In a paper published in Science this week, scientists have discussed their observations of the black hole part of the binary star system and microquasar V404 Cygni, which is nearly 8,000 light years away, in the Cygnus constellation.
The scientists have found that, contrary to popular belief and adding a new challenge to existing theories, the magnetic energy surrounding the black hole is some 4,000 times less than previously estimated.
Apart from helping scientists understand black holes better in general, this discovery will also contribute to solving some long-standing puzzles – such as the reasons for the existence of jets of particles travelling at high speeds close to that of light that shoot out of some black holes.
V404 Cygni
V404 Cygni is a very interesting star system. Located in the Cygnus constellation, it is actually a binary object – a pair made up of a moderate-sized black hole having about 9-10 times the mass of our sun and a companion star, which is large and with mass slightly less than the sun.

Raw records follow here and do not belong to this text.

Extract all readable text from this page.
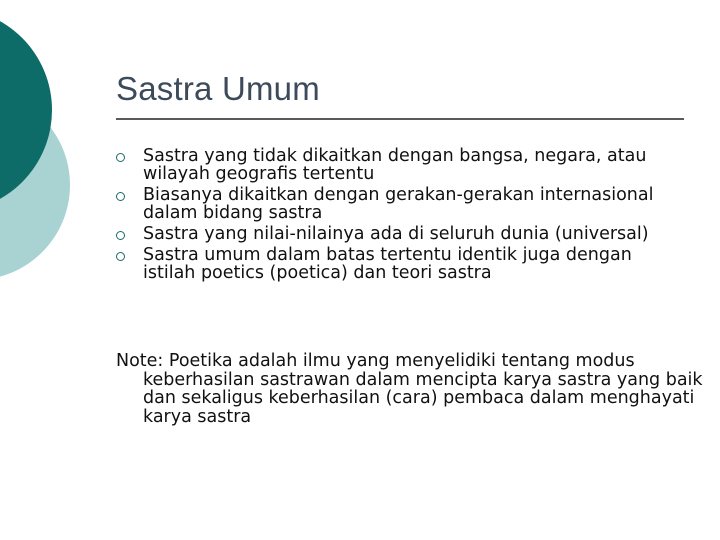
Sastra Umum
Sastra yang tidak dikaitkan dengan bangsa, negara, atau wilayah geografis tertentu
Biasanya dikaitkan dengan gerakan-gerakan internasional dalam bidang sastra
Sastra yang nilai-nilainya ada di seluruh dunia (universal)
Sastra umum dalam batas tertentu identik juga dengan istilah poetics (poetica) dan teori sastra
Note: Poetika adalah ilmu yang menyelidiki tentang modus keberhasilan sastrawan dalam mencipta karya sastra yang baik dan sekaligus keberhasilan (cara) pembaca dalam menghayati karya sastra
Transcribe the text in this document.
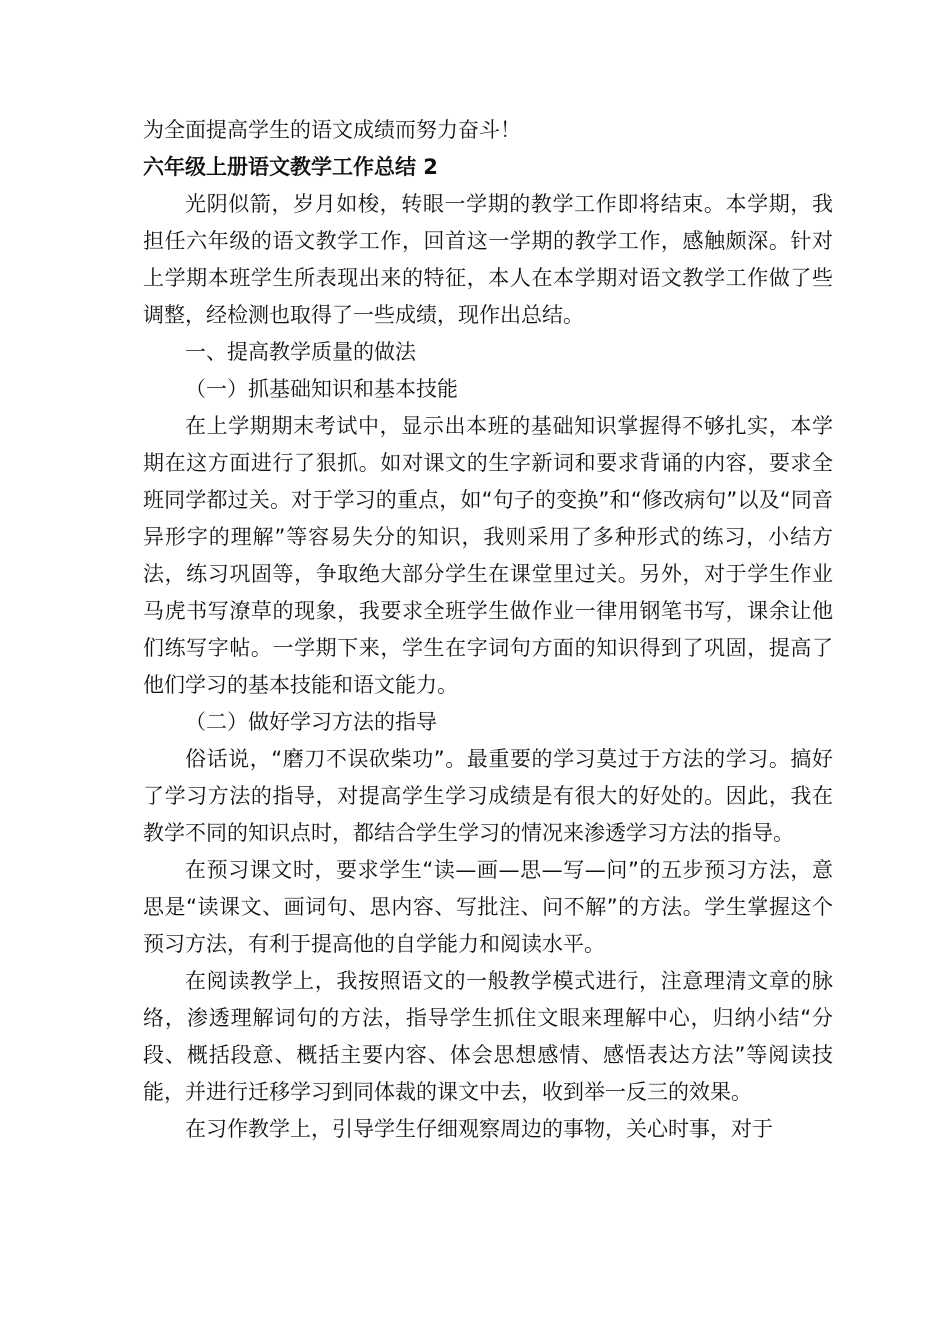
为全面提高学生的语文成绩而努力奋斗！

六年级上册语文教学工作总结 2

光阴似箭，岁月如梭，转眼一学期的教学工作即将结束。本学期，我担任六年级的语文教学工作，回首这一学期的教学工作，感触颇深。针对上学期本班学生所表现出来的特征，本人在本学期对语文教学工作做了些调整，经检测也取得了一些成绩，现作出总结。

一、提高教学质量的做法

（一）抓基础知识和基本技能

在上学期期末考试中，显示出本班的基础知识掌握得不够扎实，本学期在这方面进行了狠抓。如对课文的生字新词和要求背诵的内容，要求全班同学都过关。对于学习的重点，如“句子的变换”和“修改病句”以及“同音异形字的理解”等容易失分的知识，我则采用了多种形式的练习，小结方法，练习巩固等，争取绝大部分学生在课堂里过关。另外，对于学生作业马虎书写潦草的现象，我要求全班学生做作业一律用钢笔书写，课余让他们练写字帖。一学期下来，学生在字词句方面的知识得到了巩固，提高了他们学习的基本技能和语文能力。

（二）做好学习方法的指导

俗话说，“磨刀不误砍柴功”。最重要的学习莫过于方法的学习。搞好了学习方法的指导，对提高学生学习成绩是有很大的好处的。因此，我在教学不同的知识点时，都结合学生学习的情况来渗透学习方法的指导。

在预习课文时，要求学生“读—画—思—写—问”的五步预习方法，意思是“读课文、画词句、思内容、写批注、问不解”的方法。学生掌握这个预习方法，有利于提高他的自学能力和阅读水平。

在阅读教学上，我按照语文的一般教学模式进行，注意理清文章的脉络，渗透理解词句的方法，指导学生抓住文眼来理解中心，归纳小结“分段、概括段意、概括主要内容、体会思想感情、感悟表达方法”等阅读技能，并进行迁移学习到同体裁的课文中去，收到举一反三的效果。

在习作教学上，引导学生仔细观察周边的事物，关心时事，对于
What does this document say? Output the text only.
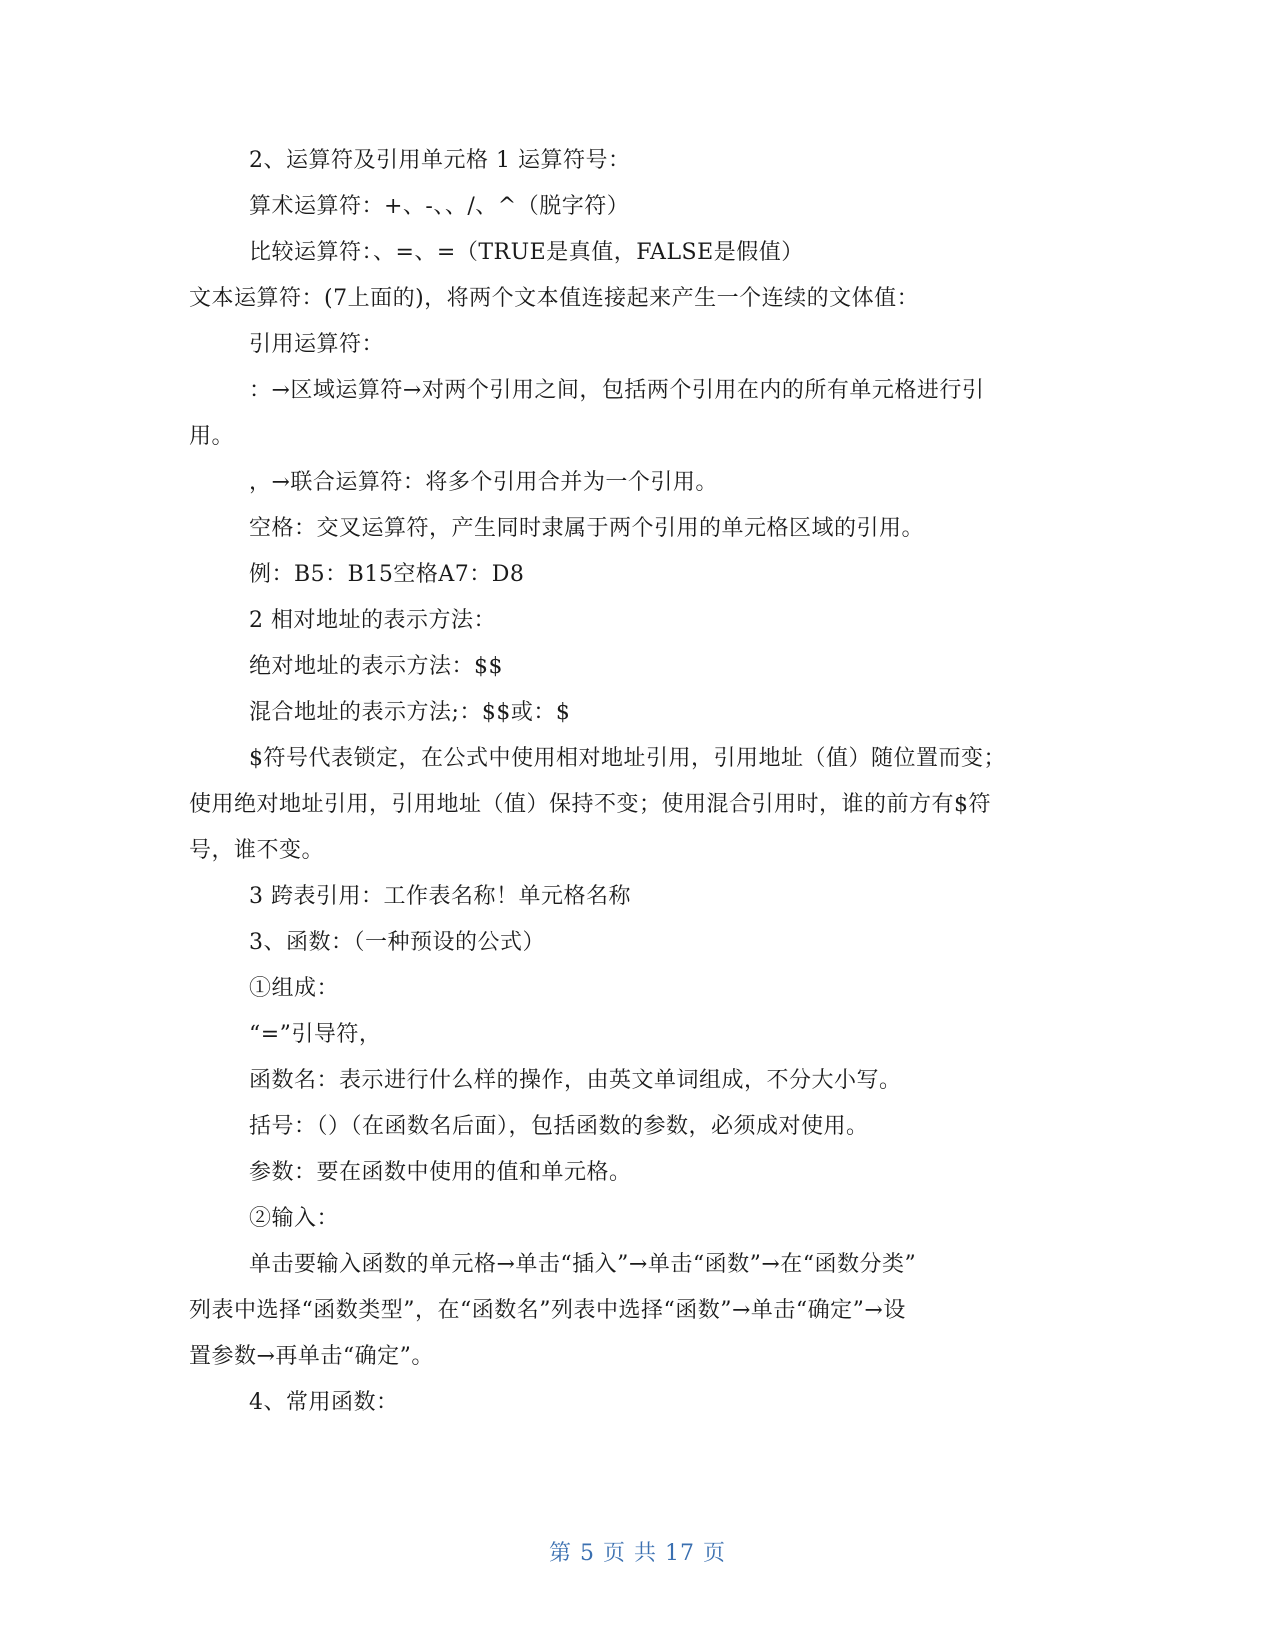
2、运算符及引用单元格 1 运算符号：

算术运算符：+、-、、/、^（脱字符）

比较运算符：、=、=（TRUE是真值，FALSE是假值）

文本运算符：(7上面的)，将两个文本值连接起来产生一个连续的文体值：

引用运算符：

：→区域运算符→对两个引用之间，包括两个引用在内的所有单元格进行引

用。

，→联合运算符：将多个引用合并为一个引用。

空格：交叉运算符，产生同时隶属于两个引用的单元格区域的引用。

例：B5：B15空格A7：D8

2 相对地址的表示方法：

绝对地址的表示方法：$$

混合地址的表示方法;：$$或：$

$符号代表锁定，在公式中使用相对地址引用，引用地址（值）随位置而变；

使用绝对地址引用，引用地址（值）保持不变；使用混合引用时，谁的前方有$符

号，谁不变。

3 跨表引用：工作表名称！单元格名称

3、函数：（一种预设的公式）

①组成：

“=”引导符，

函数名：表示进行什么样的操作，由英文单词组成，不分大小写。

括号：（）（在函数名后面），包括函数的参数，必须成对使用。

参数：要在函数中使用的值和单元格。

②输入：

单击要输入函数的单元格→单击“插入”→单击“函数”→在“函数分类”

列表中选择“函数类型”，在“函数名”列表中选择“函数”→单击“确定”→设

置参数→再单击“确定”。

4、常用函数：

第 5 页 共 17 页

The two objects revolve around each other and the black hole, because of its enormous gravity drags in the mass from its neighbour. The dragged mass accretes in the form of a disc around the black hole. The pull of the black hole also accelerates the mass, and the accelerated charged particles in the mass start radiating energy.
The V in V404 Cygni stands for “variable.” This is because, when observed from the earth, the star system appears to glow and fade. The star also produces outbursts of energy and the last time this happened was in 2015.
The authors of the paper include scientists from several countries who have observed V404 Cygni through infra-red, optical, x-ray and radio telescopes. The lead authors are from University of Florida, U.S.